Hope means a willingness to try, it means the pursuit of courage, it means you will be brave for it, you will do something silly, dangerous and reckless for it. And you will live for it. That is the promise of the future, that things will be better tomorrow if you just believe. Hope propels that future. It holds our secret desires, which define us better than our dreams or fears. Hope is our truth, the could-bes and neverweres, it is us.

My addiction to hope began on a crisp Sunday morning. The chill in the air was unusual for the time of year, a period usually experienced through varying degrees of humidity. There I stood, at the telephone pole that gave birth to my consciousness.

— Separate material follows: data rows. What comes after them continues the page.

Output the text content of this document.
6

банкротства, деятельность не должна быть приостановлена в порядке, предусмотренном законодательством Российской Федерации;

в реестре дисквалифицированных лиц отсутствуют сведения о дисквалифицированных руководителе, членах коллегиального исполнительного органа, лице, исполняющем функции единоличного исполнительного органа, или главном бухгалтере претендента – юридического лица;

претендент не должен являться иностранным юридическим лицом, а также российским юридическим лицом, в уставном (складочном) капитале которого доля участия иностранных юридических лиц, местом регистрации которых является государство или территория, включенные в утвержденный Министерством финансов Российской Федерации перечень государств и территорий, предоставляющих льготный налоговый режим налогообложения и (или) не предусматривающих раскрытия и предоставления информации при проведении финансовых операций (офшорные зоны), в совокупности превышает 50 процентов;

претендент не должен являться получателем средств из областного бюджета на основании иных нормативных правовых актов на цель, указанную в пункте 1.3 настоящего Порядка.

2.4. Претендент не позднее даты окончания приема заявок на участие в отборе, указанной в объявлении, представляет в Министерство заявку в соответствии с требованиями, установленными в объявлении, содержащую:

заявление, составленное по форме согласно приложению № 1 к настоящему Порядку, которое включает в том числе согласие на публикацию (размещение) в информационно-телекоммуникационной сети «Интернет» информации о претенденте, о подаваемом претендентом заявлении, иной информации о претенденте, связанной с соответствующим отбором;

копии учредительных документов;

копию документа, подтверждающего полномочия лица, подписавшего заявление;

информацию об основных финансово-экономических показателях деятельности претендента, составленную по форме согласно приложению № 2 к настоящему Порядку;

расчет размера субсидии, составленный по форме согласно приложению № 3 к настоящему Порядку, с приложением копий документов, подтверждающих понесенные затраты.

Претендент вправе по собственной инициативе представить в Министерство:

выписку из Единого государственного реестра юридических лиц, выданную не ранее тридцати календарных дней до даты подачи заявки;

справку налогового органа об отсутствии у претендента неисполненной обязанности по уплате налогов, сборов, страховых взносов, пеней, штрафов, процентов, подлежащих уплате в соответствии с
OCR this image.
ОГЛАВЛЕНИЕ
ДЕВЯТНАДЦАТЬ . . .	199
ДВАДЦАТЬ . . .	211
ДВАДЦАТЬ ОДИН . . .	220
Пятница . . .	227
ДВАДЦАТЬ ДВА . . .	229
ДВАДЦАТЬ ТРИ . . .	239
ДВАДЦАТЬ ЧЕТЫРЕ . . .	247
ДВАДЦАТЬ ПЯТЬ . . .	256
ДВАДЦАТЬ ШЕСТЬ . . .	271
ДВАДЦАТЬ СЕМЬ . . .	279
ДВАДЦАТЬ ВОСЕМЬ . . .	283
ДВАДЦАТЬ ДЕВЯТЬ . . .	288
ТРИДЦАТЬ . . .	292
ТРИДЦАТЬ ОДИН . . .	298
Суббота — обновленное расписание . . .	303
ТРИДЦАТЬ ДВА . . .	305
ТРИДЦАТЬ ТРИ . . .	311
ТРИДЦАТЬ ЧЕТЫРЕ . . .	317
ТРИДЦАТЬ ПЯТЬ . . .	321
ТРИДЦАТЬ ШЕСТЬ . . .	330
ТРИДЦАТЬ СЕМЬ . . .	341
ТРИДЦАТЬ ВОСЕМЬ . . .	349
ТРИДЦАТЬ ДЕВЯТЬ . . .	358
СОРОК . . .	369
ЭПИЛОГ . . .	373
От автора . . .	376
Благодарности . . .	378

At four years old, my very first memory was of me standing by this weather worn telephone pole next to the wall of the house with the green moss. This was the point of my mind spark, and the birthplace of my first flirtation with hope. There I stood, hoping that despite the chill, I could go swimming, though the words meant little, seeing as I had just been consciously awakened. Because of that day, no matter how dark the night got, I hoped. I was hooked on the concept and there was no turning back.

I tried giving up hoping once. To toss the concept aside and live a life based on facts and measured efforts. Allowing my actions alone to be the guiding compass. Hope wouldn’t let go of me, it’s grip was too tight. I liken it to a lover that has held heart for what seems like an eternity. Even when given back, it still have finger marks and prints all over, barley fading. Just like the prints of lovers past, hope leaves a mark on your heart. A life without hope is loneliness, hope is a burden we must bare. It defines us at our very core. What is humanity without hope?

Hope is the promise that our future is guaranteed. We will always believe in that promise without proof. We will fight for it, sacrifice for it and some of us will die for it. A promise that may never be fulfilled, a promise that makes the journey the mission.

Hope is intoxicating, in the same drugs, alcohol and sex are. It is that intoxication that drives us to take our vitamins, eat our vegetables, and for the really addicted among us, exercise. I take five pills a day, my varying vitamins but Vitamin C is my holy grail. Someone or an ad once told be that Vitamin C cures gingivitis. So now, every time I feel the slightest of discomfort in my mouth I pop a Vitamin C because I think it’s magic. I hope it is magic.

That rush of something creating a possibility is a rush is unlike any other drug, coffee and wine/whiskey being my point of reference. Every time I feel a pain in my chest close to my heart I take the stairs and eat a salad and hope I have negated some illness.

I think about the future more than I care to admit. Admitting to living on hope means you give way to disappoint make yourself vulnerable. But, what is cause without effect?